The Trump administration needs to seriously consider what the majority of American scientists and others throughout the world are saying about changes in our global climate, and the adverse effects that human and industrial behavior is having on our planet. If we continue to do nothing there will be severe consequences to our environment, our food supply, coastal communities and to our health, scientists say.

Last summer, when a brutally harsh storm caused fatal flooding in South Texas and most recently when historic storms devastated parts of Florida, North Carolina, South Carolina and Virginia, the president remained silent in the face of hard scientific data that demonstrates a direct relationship between life-threatening weather patterns and our government’s refusal to address the realities of climate change.

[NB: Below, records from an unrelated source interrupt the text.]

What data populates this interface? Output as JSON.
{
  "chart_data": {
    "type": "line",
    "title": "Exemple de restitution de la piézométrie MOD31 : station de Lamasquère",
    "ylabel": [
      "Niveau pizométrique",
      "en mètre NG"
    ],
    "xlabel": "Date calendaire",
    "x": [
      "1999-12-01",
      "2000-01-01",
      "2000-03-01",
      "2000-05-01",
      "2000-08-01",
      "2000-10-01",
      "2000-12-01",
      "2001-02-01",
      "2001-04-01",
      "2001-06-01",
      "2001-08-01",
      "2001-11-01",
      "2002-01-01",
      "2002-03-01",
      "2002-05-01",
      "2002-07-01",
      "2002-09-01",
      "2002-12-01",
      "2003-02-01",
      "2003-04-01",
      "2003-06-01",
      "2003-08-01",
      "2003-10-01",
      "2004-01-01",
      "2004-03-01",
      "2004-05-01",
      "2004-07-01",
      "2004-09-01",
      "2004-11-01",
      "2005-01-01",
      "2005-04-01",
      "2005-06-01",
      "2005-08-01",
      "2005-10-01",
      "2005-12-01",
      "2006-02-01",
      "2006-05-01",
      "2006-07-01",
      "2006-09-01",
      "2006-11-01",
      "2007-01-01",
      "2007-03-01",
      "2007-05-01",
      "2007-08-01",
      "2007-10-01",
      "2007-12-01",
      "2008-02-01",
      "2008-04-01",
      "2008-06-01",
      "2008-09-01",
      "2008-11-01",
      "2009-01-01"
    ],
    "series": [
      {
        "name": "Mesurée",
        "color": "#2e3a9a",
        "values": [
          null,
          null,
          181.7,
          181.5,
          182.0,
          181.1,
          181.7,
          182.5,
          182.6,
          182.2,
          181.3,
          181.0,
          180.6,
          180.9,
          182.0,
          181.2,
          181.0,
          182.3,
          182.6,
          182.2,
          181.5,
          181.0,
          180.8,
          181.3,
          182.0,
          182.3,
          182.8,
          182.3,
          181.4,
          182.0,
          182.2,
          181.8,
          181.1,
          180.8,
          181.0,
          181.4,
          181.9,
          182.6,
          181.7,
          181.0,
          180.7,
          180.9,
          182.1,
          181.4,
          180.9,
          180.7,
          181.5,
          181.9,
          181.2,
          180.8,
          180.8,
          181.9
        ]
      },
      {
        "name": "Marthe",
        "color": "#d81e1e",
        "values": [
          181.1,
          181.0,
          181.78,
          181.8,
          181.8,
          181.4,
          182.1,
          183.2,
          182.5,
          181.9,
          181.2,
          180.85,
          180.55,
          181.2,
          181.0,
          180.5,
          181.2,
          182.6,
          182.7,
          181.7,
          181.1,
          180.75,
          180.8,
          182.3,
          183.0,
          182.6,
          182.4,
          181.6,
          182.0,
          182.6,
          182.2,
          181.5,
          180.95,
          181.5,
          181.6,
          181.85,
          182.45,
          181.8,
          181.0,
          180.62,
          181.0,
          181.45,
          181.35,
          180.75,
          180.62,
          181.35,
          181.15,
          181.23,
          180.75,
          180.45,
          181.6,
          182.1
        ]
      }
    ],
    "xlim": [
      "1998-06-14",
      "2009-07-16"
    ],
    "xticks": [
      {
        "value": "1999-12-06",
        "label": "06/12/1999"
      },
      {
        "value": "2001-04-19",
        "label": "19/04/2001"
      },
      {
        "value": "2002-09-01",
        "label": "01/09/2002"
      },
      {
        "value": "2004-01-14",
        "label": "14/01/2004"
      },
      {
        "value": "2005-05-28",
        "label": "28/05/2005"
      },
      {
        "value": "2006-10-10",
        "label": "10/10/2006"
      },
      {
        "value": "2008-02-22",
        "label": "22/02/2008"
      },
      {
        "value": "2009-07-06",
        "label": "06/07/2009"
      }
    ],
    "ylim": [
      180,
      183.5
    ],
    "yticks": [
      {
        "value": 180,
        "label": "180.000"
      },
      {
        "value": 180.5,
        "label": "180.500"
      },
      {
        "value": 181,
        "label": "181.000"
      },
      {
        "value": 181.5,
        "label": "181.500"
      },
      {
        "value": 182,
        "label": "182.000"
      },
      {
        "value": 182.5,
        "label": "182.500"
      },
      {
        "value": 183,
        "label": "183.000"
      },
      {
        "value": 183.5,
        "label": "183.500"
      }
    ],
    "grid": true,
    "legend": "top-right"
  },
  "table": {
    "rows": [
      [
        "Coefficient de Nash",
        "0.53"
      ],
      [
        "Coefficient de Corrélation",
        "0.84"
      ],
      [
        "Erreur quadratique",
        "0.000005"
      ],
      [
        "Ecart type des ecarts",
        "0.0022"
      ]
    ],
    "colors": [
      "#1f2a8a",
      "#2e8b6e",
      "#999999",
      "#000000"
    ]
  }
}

Again, there was silence just two weeks ago when a United Nations science report stated that placing a price on carbon dioxide emissions, a leading cause for adverse changes in the world’s climate, was crucial to curbing the impact that a warming climate was having on communities, countries, agriculture and people.

The highly-acclaimed United Nations report states that the number of poor people in the world will grow because of increased food shortages, that there will be more wildfires and that we will witness the death of the world’s coral reefs within the next twenty-five years if leaders and governments do not move quickly.

Even 40 years of research by a professor who was recently awarded the Nobel Prize for science have failed to get the administration to act. “We are actually going backwards in the United States with the disastrous polices of the Trump administration,” said Professor William D. Nordhaus, an economist at Yale University who was awarded the 2018 Nobel Prize for Economic Sciences. The policies of the Trump administration are not constructive and are behind scientific facts, Professor Nordhaus said.  “We are gambling with the future of our planet,” he said.

The president made a serious mistake in June of 2017when he withdrew our nation from the Paris Climate Agreement which had been endorsed by the Obama administration.  The accords, signed by nearly every nation on the face of the earth, united them to face the effects of climate change by agreeing to lower the amount of emissions each country placed into the atmosphere.

While withdrawing from the agreement, President Trump said that the treaty was “unfair” to the United States. The president was incorrect. The treaty was more than fair to our country.  The president’s real problem with the accord is that he had promised supporters in coal-producing states that he would fight for their jobs and their industry, while knowing that our nation’s economy was moving away from coal.

The facts speak for themselves. If we continue to do nothing we will have a catastrophe on our hands and we will only have ourselves to blame. Hopefully, the administration will soon recognize the pressing realities. The alternative is more violent storms, more deaths and the destruction of property. Certainly, the American people deserve more than that.